RECOMMENDED
Since its Sundance 2009 debut, “The Greatest” has gotten flak from a flotilla of reviewers for its sometimes eccentric story structure and for its overt melodrama. But my first word was “Wow,” after writer-director Shana Feste’s debut feature killed an entire notebook for me (there’s so much filigree to footnote in a gorgeously acted, poetically written and, yes, elliptical story).

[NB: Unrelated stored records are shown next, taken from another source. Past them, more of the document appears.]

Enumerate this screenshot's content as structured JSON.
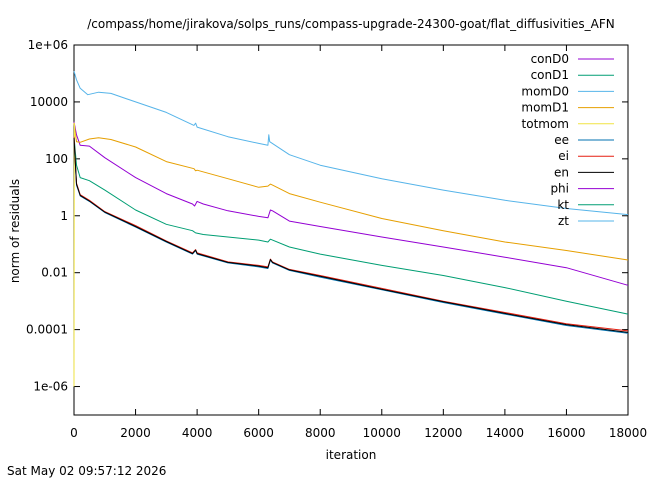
{
  "chart_data": {
    "type": "line",
    "title": "/compass/home/jirakova/solps_runs/compass-upgrade-24300-goat/flat_diffusivities_AFN",
    "xlabel": "iteration",
    "ylabel": "norm of residuals",
    "xlim": [
      0,
      18000
    ],
    "ylim": [
      1e-07,
      1000000.0
    ],
    "yscale": "log",
    "grid": false,
    "legend_position": "top-right",
    "x_ticks": [
      "0",
      "2000",
      "4000",
      "6000",
      "8000",
      "10000",
      "12000",
      "14000",
      "16000",
      "18000"
    ],
    "y_ticks": [
      {
        "value": 1e-06,
        "label": "1e-06"
      },
      {
        "value": 0.0001,
        "label": "0.0001"
      },
      {
        "value": 0.01,
        "label": "0.01"
      },
      {
        "value": 1,
        "label": "1"
      },
      {
        "value": 100,
        "label": "100"
      },
      {
        "value": 10000.0,
        "label": "10000"
      },
      {
        "value": 1000000.0,
        "label": "1e+06"
      }
    ],
    "series": [
      {
        "name": "conD0",
        "color": "#9400d3",
        "points": [
          [
            0,
            2000
          ],
          [
            80,
            700
          ],
          [
            200,
            300
          ],
          [
            500,
            280
          ],
          [
            1000,
            110
          ],
          [
            2000,
            22
          ],
          [
            3000,
            6
          ],
          [
            3850,
            2.6
          ],
          [
            3920,
            2.2
          ],
          [
            4000,
            3.2
          ],
          [
            4200,
            2.6
          ],
          [
            5000,
            1.5
          ],
          [
            6000,
            0.95
          ],
          [
            6300,
            0.85
          ],
          [
            6380,
            1.6
          ],
          [
            6450,
            1.5
          ],
          [
            7000,
            0.65
          ],
          [
            8000,
            0.42
          ],
          [
            10000,
            0.18
          ],
          [
            12000,
            0.08
          ],
          [
            14000,
            0.035
          ],
          [
            16000,
            0.015
          ],
          [
            18000,
            0.0036
          ]
        ]
      },
      {
        "name": "conD1",
        "color": "#009e73",
        "points": [
          [
            0,
            600
          ],
          [
            80,
            60
          ],
          [
            200,
            22
          ],
          [
            500,
            17
          ],
          [
            1000,
            8
          ],
          [
            2000,
            1.6
          ],
          [
            3000,
            0.5
          ],
          [
            3850,
            0.3
          ],
          [
            3950,
            0.25
          ],
          [
            4200,
            0.22
          ],
          [
            5000,
            0.18
          ],
          [
            6000,
            0.14
          ],
          [
            6300,
            0.12
          ],
          [
            6380,
            0.15
          ],
          [
            6450,
            0.14
          ],
          [
            7000,
            0.08
          ],
          [
            8000,
            0.045
          ],
          [
            10000,
            0.018
          ],
          [
            12000,
            0.008
          ],
          [
            14000,
            0.003
          ],
          [
            16000,
            0.001
          ],
          [
            18000,
            0.00035
          ]
        ]
      },
      {
        "name": "momD0",
        "color": "#56b4e9",
        "points": [
          [
            0,
            120000
          ],
          [
            80,
            60000
          ],
          [
            200,
            30000
          ],
          [
            450,
            18000
          ],
          [
            800,
            22000
          ],
          [
            1200,
            20000
          ],
          [
            2000,
            10000
          ],
          [
            3000,
            4300
          ],
          [
            3900,
            1500
          ],
          [
            3950,
            1800
          ],
          [
            4000,
            1300
          ],
          [
            5000,
            600
          ],
          [
            6000,
            350
          ],
          [
            6300,
            300
          ],
          [
            6330,
            700
          ],
          [
            6360,
            400
          ],
          [
            7000,
            140
          ],
          [
            8000,
            60
          ],
          [
            10000,
            20
          ],
          [
            12000,
            8
          ],
          [
            14000,
            3.5
          ],
          [
            16000,
            1.8
          ],
          [
            18000,
            1.1
          ]
        ]
      },
      {
        "name": "momD1",
        "color": "#e69f00",
        "points": [
          [
            0,
            1800
          ],
          [
            80,
            400
          ],
          [
            200,
            380
          ],
          [
            500,
            500
          ],
          [
            800,
            550
          ],
          [
            1200,
            480
          ],
          [
            2000,
            260
          ],
          [
            3000,
            80
          ],
          [
            3900,
            45
          ],
          [
            3950,
            38
          ],
          [
            4000,
            40
          ],
          [
            5000,
            20
          ],
          [
            6000,
            10
          ],
          [
            6300,
            11
          ],
          [
            6380,
            13
          ],
          [
            6450,
            12
          ],
          [
            7000,
            6
          ],
          [
            8000,
            3
          ],
          [
            10000,
            0.8
          ],
          [
            12000,
            0.3
          ],
          [
            14000,
            0.12
          ],
          [
            16000,
            0.06
          ],
          [
            18000,
            0.028
          ]
        ]
      },
      {
        "name": "totmom",
        "color": "#f0e442",
        "points": [
          [
            0,
            1e-06
          ],
          [
            10,
            1800
          ],
          [
            30,
            800
          ],
          [
            60,
            500
          ]
        ]
      },
      {
        "name": "ee",
        "color": "#0072b2",
        "points": [
          [
            0,
            500
          ],
          [
            80,
            12
          ],
          [
            200,
            5
          ],
          [
            500,
            3.2
          ],
          [
            1000,
            1.3
          ],
          [
            2000,
            0.4
          ],
          [
            3000,
            0.12
          ],
          [
            3850,
            0.045
          ],
          [
            3950,
            0.06
          ],
          [
            4000,
            0.045
          ],
          [
            5000,
            0.022
          ],
          [
            6000,
            0.016
          ],
          [
            6300,
            0.014
          ],
          [
            6380,
            0.028
          ],
          [
            6450,
            0.022
          ],
          [
            7000,
            0.012
          ],
          [
            8000,
            0.007
          ],
          [
            10000,
            0.0025
          ],
          [
            12000,
            0.0009
          ],
          [
            14000,
            0.00035
          ],
          [
            16000,
            0.00014
          ],
          [
            18000,
            7.5e-05
          ]
        ]
      },
      {
        "name": "ei",
        "color": "#e51e10",
        "points": [
          [
            0,
            600
          ],
          [
            80,
            14
          ],
          [
            200,
            5.5
          ],
          [
            500,
            3.5
          ],
          [
            1000,
            1.4
          ],
          [
            2000,
            0.45
          ],
          [
            3000,
            0.13
          ],
          [
            3850,
            0.05
          ],
          [
            3950,
            0.065
          ],
          [
            4000,
            0.05
          ],
          [
            5000,
            0.024
          ],
          [
            6000,
            0.018
          ],
          [
            6300,
            0.016
          ],
          [
            6380,
            0.03
          ],
          [
            6450,
            0.024
          ],
          [
            7000,
            0.013
          ],
          [
            8000,
            0.008
          ],
          [
            10000,
            0.0028
          ],
          [
            12000,
            0.001
          ],
          [
            14000,
            0.0004
          ],
          [
            16000,
            0.00016
          ],
          [
            18000,
            9e-05
          ]
        ]
      },
      {
        "name": "en",
        "color": "#000000",
        "points": [
          [
            0,
            550
          ],
          [
            80,
            13
          ],
          [
            200,
            5.2
          ],
          [
            500,
            3.3
          ],
          [
            1000,
            1.35
          ],
          [
            2000,
            0.42
          ],
          [
            3000,
            0.125
          ],
          [
            3850,
            0.047
          ],
          [
            3950,
            0.062
          ],
          [
            4000,
            0.047
          ],
          [
            5000,
            0.023
          ],
          [
            6000,
            0.017
          ],
          [
            6300,
            0.015
          ],
          [
            6380,
            0.029
          ],
          [
            6450,
            0.023
          ],
          [
            7000,
            0.0125
          ],
          [
            8000,
            0.0075
          ],
          [
            10000,
            0.0026
          ],
          [
            12000,
            0.00095
          ],
          [
            14000,
            0.00037
          ],
          [
            16000,
            0.00015
          ],
          [
            18000,
            8e-05
          ]
        ]
      },
      {
        "name": "phi",
        "color": "#9400d3",
        "points": []
      },
      {
        "name": "kt",
        "color": "#009e73",
        "points": []
      },
      {
        "name": "zt",
        "color": "#56b4e9",
        "points": []
      }
    ]
  },
  "footer": {
    "timestamp": "Sat May 02 09:57:12 2026"
  }
}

If you’re lucky enough to be caught up in it, it’s a magnificent, heartfelt romantic melodrama about family lost and family gained, with startling acting, particularly the detailed frustrations of parents played by Pierce Brosnan and Susan Sarandon, bold yet telling production design—a worthy great-granddaughter to the films of Douglas Sirk. I think I spied at least one great homage to a particular painting of Vermeer, and there is a marital bed that is at once mid-twentieth-century modern and suggestive of a troubled long-term marriage and, most strikingly, it evokes the killing cages that painter Francis Bacon often entrapped his screaming popes within. John Bailey, Feste’s cinematographer, shot “Ordinary People,” which Feste cites as a primary influence. I was shaken, almost as much as the multiple women near me whose shoulders were quaking during the debut’s end credits. Carey Mulligan, as the pregnant girlfriend of a son who dies too soon on the basis of her charming, open, dare I say, American performance, you would not guess is a girl from Surrey. “An Education” (out on DVD this week) cemented the young actress’ reputation, but she’s very, very good here as well, twinkling and self-contained. 104m. (Ray Pride)
“The Greatest” opens Friday at Landmark Century and Landmark Renaissance.
Ray Pride is Newcity’s film critic and a contributing editor to Filmmaker magazine.